A screening was held in Platanos, the main town on Leros, on Thursday of the award-winning documentary “the Longest Run” by Marianna Economou, which tells the story of two underage refugees from Syria accused of people smuggling and imprisoned in Greece.
At Mytilene Castle on the island of Lesvos, a tree was nominated as the “Solidarity Tree” and visitors were invited to pin messages of hope and remembrance to it, written on fragments of a discarded rubber dinghy once used to carry refugees across the Aegean from Turkey.

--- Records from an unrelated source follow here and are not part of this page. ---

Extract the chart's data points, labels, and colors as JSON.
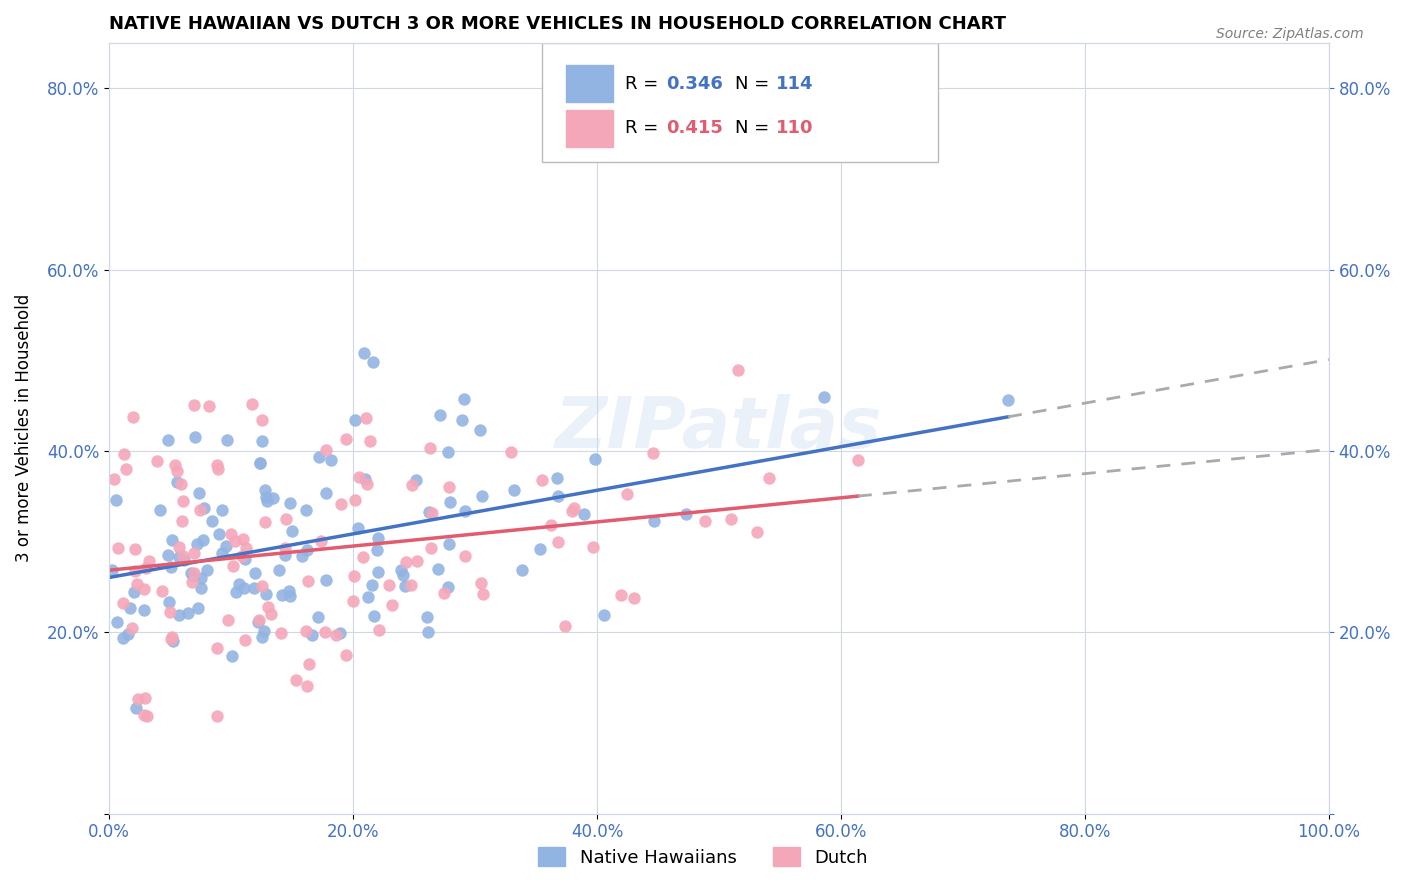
{
  "title": "NATIVE HAWAIIAN VS DUTCH 3 OR MORE VEHICLES IN HOUSEHOLD CORRELATION CHART",
  "source": "Source: ZipAtlas.com",
  "ylabel": "3 or more Vehicles in Household",
  "xmin": 0.0,
  "xmax": 1.0,
  "ymin": 0.0,
  "ymax": 0.85,
  "xticks": [
    0.0,
    0.2,
    0.4,
    0.6,
    0.8,
    1.0
  ],
  "yticks": [
    0.0,
    0.2,
    0.4,
    0.6,
    0.8
  ],
  "xtick_labels": [
    "0.0%",
    "20.0%",
    "40.0%",
    "60.0%",
    "80.0%",
    "100.0%"
  ],
  "ytick_labels": [
    "",
    "20.0%",
    "40.0%",
    "60.0%",
    "80.0%"
  ],
  "r_blue": 0.346,
  "n_blue": 114,
  "r_pink": 0.415,
  "n_pink": 110,
  "color_blue": "#92b4e3",
  "color_pink": "#f4a7b9",
  "color_blue_text": "#4472c4",
  "color_pink_text": "#e05c6e",
  "watermark": "ZIPatlas"
}
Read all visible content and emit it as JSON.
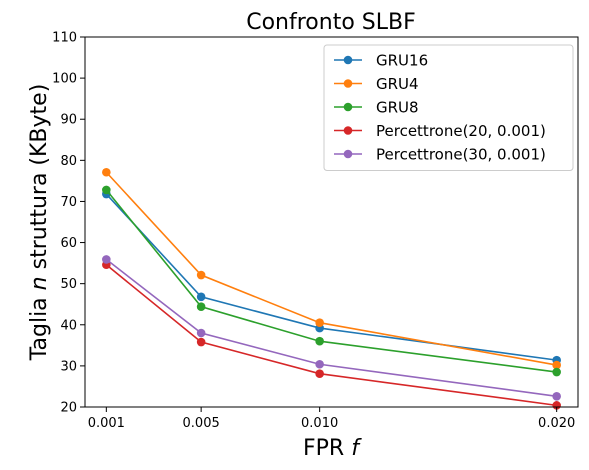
{
  "chart_data": {
    "type": "line",
    "title": "Confronto SLBF",
    "xlabel": "FPR",
    "xlabel_var": "f",
    "ylabel": "Taglia",
    "ylabel_var": "n",
    "ylabel_rest": "struttura (KByte)",
    "x": [
      0.001,
      0.005,
      0.01,
      0.02
    ],
    "xticks": [
      0.001,
      0.005,
      0.01,
      0.02
    ],
    "xtick_labels": [
      "0.001",
      "0.005",
      "0.010",
      "0.020"
    ],
    "xlim": [
      0.0001,
      0.0209
    ],
    "ylim": [
      20,
      110
    ],
    "yticks": [
      20,
      30,
      40,
      50,
      60,
      70,
      80,
      90,
      100,
      110
    ],
    "ytick_labels": [
      "20",
      "30",
      "40",
      "50",
      "60",
      "70",
      "80",
      "90",
      "100",
      "110"
    ],
    "grid": false,
    "legend_position": "top-right",
    "series": [
      {
        "name": "GRU16",
        "color": "#1f77b4",
        "values": [
          71.8,
          46.8,
          39.2,
          31.4
        ]
      },
      {
        "name": "GRU4",
        "color": "#ff7f0e",
        "values": [
          77.1,
          52.1,
          40.5,
          30.2
        ]
      },
      {
        "name": "GRU8",
        "color": "#2ca02c",
        "values": [
          72.8,
          44.4,
          36.0,
          28.5
        ]
      },
      {
        "name": "Percettrone(20, 0.001)",
        "color": "#d62728",
        "values": [
          54.6,
          35.8,
          28.1,
          20.4
        ]
      },
      {
        "name": "Percettrone(30, 0.001)",
        "color": "#9467bd",
        "values": [
          55.9,
          38.0,
          30.4,
          22.6
        ]
      }
    ]
  }
}
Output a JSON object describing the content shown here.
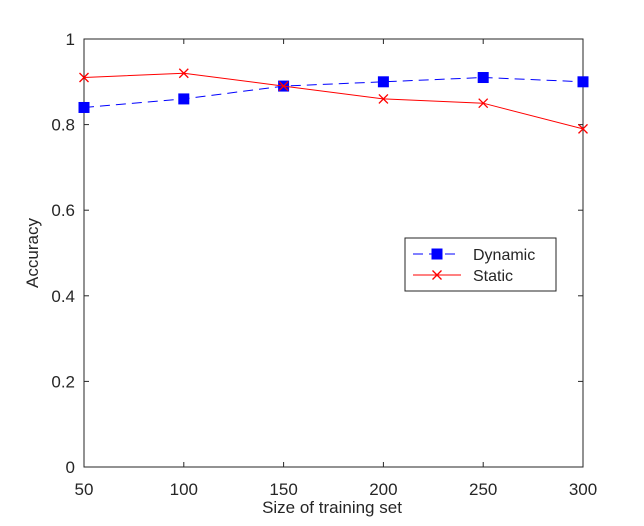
{
  "chart_data": {
    "type": "line",
    "xlabel": "Size of training set",
    "ylabel": "Accuracy",
    "xlim": [
      50,
      300
    ],
    "ylim": [
      0,
      1
    ],
    "x_ticks": [
      50,
      100,
      150,
      200,
      250,
      300
    ],
    "y_ticks": [
      0,
      0.2,
      0.4,
      0.6,
      0.8,
      1
    ],
    "x_tick_labels": [
      "50",
      "100",
      "150",
      "200",
      "250",
      "300"
    ],
    "y_tick_labels": [
      "0",
      "0.2",
      "0.4",
      "0.6",
      "0.8",
      "1"
    ],
    "grid": false,
    "legend_position": "right-middle",
    "x": [
      50,
      100,
      150,
      200,
      250,
      300
    ],
    "series": [
      {
        "name": "Dynamic",
        "values": [
          0.84,
          0.86,
          0.89,
          0.9,
          0.91,
          0.9
        ],
        "color": "#0000ff",
        "line_style": "dashed",
        "marker": "square-filled"
      },
      {
        "name": "Static",
        "values": [
          0.91,
          0.92,
          0.89,
          0.86,
          0.85,
          0.79
        ],
        "color": "#ff0000",
        "line_style": "solid",
        "marker": "x"
      }
    ]
  }
}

Also at the castle, artists from various European countries collaborated to perform a drama project called “Meeting the Odyssey” on World Refugee Day. The project, supported by UNHCR, combined elements of the Odyssey, contemporary themes relevant to Europe and stories collected through exchanges with the local population.
On Kos, events included a six-day film festival at which eight award-winning films and short documentaries, mostly with a refugee theme were shown. A photo exhibition entitled “Refugees in Time” was organized by the Historical Archive of Greek Refugees, the Kos municipality and the International Hippocratic Foundation of Kos.
Among those invited to the events on Kos was Dionysis Arvanitakis, who became known as “the baker of Kos” when he began handing out free bread and pastries to refugees from the back of his bakery van on the island.